【市況】富田隆弥の【CHART CLUB】 「陰転で需給悪化」
株式評論家 富田隆弥
◆「3日新甫」の4月、そして「セルインメイ(5月に株を売れ)」の5月を控え、日経平均株価は案の定冴えず、4月13日現在1万8304円まで下げてきた。「地政学リスク」やトランプ米大統領の「ドル高不満発言」もあり円(対ドル)が5ヵ月ぶりの108円台となれば、企業業績への期待は懸念に変わるだろう。だが、一番懸念されるのは株価下落で「需給」が悪化することだ。
◆日経平均の週足をみると、トランプ氏が大統領に当選した昨年11月9日1万6111円を安値に、発会翌日(1月5日)1万9615円まで2ヵ月で3500円(21.7%)急騰した。しかし、その後は伸び悩み、3月2日1万9668円、3月13日1万9656円と戻り高値をつけ、そして13週移動平均線(1万9174円)、26移動平均線(1万8793円)を割り込みチャートは「陰転」、ダブルトップを確定させた。

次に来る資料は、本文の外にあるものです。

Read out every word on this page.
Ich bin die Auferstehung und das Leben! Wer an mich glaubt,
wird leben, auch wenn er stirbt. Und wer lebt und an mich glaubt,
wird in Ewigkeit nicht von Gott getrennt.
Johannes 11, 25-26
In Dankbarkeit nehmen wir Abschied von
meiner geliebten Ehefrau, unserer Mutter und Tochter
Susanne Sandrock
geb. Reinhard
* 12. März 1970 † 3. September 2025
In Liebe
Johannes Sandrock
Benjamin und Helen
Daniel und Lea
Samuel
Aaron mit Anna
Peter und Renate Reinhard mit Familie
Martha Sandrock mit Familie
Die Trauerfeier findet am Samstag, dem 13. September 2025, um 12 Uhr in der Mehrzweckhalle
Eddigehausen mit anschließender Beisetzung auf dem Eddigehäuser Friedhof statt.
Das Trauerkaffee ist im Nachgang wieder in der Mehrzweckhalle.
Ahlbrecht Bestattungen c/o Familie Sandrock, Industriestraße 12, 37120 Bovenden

◆トランプ相場のイイとこ取りで強気観測が横行していただけに、この「陰転」に伴う需給悪の影響は小さくない。年末年始の上昇で投資家のマインドは盛り上がったが、徐々に買い疲れ感が漂い始め、そして株価下落で利食いや見切りの「売り」が出始め、「下がるから売る、売るから下がる」という負の連鎖に陥るリスク(トランプリスク)を孕んでいる。

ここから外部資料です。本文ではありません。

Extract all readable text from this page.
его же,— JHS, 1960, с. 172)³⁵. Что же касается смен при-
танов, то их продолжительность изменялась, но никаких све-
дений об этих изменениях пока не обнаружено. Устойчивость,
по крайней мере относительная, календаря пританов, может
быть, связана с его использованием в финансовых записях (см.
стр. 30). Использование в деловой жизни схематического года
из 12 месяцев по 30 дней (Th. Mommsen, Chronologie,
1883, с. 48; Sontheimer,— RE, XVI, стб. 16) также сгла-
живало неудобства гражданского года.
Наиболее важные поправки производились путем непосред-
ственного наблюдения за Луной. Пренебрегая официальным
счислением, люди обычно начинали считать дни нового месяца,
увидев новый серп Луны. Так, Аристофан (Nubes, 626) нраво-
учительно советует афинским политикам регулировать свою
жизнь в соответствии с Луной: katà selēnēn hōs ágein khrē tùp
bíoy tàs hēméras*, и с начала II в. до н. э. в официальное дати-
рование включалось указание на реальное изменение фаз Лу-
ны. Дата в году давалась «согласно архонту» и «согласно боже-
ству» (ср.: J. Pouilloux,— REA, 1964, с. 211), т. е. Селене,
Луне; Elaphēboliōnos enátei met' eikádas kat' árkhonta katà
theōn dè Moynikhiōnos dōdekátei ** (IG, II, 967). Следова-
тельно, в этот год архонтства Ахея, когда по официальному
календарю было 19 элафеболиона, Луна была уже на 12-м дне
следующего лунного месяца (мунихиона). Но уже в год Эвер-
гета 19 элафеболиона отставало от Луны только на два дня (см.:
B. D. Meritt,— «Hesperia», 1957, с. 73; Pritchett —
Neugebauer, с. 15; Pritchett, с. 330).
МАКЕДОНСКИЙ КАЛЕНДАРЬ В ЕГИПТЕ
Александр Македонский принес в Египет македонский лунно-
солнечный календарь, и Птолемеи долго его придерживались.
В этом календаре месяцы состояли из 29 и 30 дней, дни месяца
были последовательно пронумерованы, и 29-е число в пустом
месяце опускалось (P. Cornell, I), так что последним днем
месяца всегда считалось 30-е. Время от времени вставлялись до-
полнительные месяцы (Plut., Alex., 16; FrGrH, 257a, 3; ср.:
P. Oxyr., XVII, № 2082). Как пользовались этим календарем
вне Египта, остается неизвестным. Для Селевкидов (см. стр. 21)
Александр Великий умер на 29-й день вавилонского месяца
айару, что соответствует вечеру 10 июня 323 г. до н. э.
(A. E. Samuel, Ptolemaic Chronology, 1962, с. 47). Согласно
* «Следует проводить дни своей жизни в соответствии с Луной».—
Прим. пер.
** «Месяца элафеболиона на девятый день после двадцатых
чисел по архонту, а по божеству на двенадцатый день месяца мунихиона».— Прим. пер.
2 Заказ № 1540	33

◆日経平均は3月の戻り高値から1300円超(約7%)下げ、RCIや騰落レシオなど日足のテクニカルは底値圏を示唆する。為替(ドル円)も108円台まで軟化して200日移動平均線や52週移動平均線に抵触した。ここまでくれば「反発」が想定されるところだが、崩れた相場が好転するには3月高値を奪回する必要がある。
◆また、カギを握るNYダウも3月1日高値2万1169ドルから伸び悩んでいる。12日現在2万0591ドルだが、週足は上昇二波を終えて「三波」に移行できるか、それとも「陰転」かの正念場を迎えている。2万0540ドルの13週移動平均線を維持できないと1万9860ドルの26週移動平均線や1万9000ドルの52週移動平均線に向け調整を深める可能性が出てくる。
◆日米とも急落に伴う自律反発を見せてもおかしくないところだが、チャートが陰転気配を見せており「3月高値奪回」を確認するか、もしくは52週移動平均線(日経平均の52週移動線は1万7630円)近辺に突っ込むまで様子見も一策と考える。「需給」が相場最大の材料であり、改善の兆しが出るのを待つところだろう。